Text data is common in data science applications, anything from analysing Tweets and social media to documents and novels. We’ll cover some general techniques for handling text data in this module, but we won’t delve into the details of the wider field of “Natural Language Processing” (NLP). Some popular libraries and resources for processing and analysing text data in Python include:

  • NLTK: Well-established natural language processing toolkit for Python, offering a wide range of text processing techniques in many different languages.

  • Spacy: A more modern alternative to NLTK, offering higher performance, state of the art algorithms, and better integration with modelling frameworks in some cases.

  • Scikit-Learn: Has common NLP preprocessing functions which can be integrated with modelling pipelines using many different machine learning algorithms.

  • Hugging Face: For implementations of state-of-the-art deep learning models from research.

  • Textract: Text data may appear in many file formats other than plaintext files (.txt or similar), such as in PDFs, word documents, or even within images. Textract provides a single interface for extracting text data from many different formats.

Other

  • Audio: commonly stored as .wav or .mp3 and displayed as a waveform - digitised audio can be used for things like training speech recognition models. Lots of crossover with signal processing! Librosa is a popular python package for working with audio.

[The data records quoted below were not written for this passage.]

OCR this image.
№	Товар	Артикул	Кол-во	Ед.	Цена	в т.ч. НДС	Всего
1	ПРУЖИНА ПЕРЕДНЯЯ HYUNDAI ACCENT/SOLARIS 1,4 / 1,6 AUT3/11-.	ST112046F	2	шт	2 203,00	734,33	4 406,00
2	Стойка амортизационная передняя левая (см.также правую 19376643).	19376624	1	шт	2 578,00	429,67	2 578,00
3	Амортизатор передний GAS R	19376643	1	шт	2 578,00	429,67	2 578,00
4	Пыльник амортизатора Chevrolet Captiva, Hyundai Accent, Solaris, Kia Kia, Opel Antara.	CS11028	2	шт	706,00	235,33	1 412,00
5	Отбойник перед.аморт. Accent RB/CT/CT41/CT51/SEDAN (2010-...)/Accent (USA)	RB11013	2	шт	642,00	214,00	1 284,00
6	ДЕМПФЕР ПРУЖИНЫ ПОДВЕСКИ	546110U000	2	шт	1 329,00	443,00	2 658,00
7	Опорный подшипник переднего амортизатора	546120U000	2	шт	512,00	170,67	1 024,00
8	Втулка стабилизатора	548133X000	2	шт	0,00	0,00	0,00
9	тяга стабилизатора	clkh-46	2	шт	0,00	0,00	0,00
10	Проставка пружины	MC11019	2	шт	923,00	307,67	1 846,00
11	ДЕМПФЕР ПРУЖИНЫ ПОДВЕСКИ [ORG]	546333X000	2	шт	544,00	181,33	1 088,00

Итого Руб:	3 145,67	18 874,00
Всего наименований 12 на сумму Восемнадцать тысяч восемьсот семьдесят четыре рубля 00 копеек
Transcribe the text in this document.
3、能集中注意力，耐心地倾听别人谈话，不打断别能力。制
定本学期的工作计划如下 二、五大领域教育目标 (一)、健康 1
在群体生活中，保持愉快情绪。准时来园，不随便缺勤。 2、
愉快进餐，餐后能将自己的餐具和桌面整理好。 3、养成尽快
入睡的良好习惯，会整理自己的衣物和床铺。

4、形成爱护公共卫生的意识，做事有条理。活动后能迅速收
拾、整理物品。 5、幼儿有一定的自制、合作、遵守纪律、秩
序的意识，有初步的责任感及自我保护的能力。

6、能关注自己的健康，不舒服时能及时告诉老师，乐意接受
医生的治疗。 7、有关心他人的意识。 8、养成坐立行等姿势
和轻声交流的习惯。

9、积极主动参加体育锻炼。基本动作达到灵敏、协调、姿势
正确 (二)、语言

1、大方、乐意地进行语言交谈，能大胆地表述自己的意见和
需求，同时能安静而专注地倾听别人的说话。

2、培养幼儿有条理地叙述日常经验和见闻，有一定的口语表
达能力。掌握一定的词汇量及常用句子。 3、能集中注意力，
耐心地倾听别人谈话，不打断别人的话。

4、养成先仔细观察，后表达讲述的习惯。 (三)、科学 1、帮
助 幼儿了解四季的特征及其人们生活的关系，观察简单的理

  • Video: can be thought of as many images + audio!

  • Geospatial: data relating to any location on the Earth’s surface. The geopandas library combines the capabilities of shapely and Pandas to make working with this datatype easier.

  • Time Series: Data that can be expressed as observations over time, e.g., stock price data. Honourable mention to sktime for analysis.

  • XML (Extensible Markup Language): We recommend using a library such as BeautifulSoup to help parse this heavily structured format.

  • Web scraping: extracting structured data from web sites. Scrapy is a popular library here.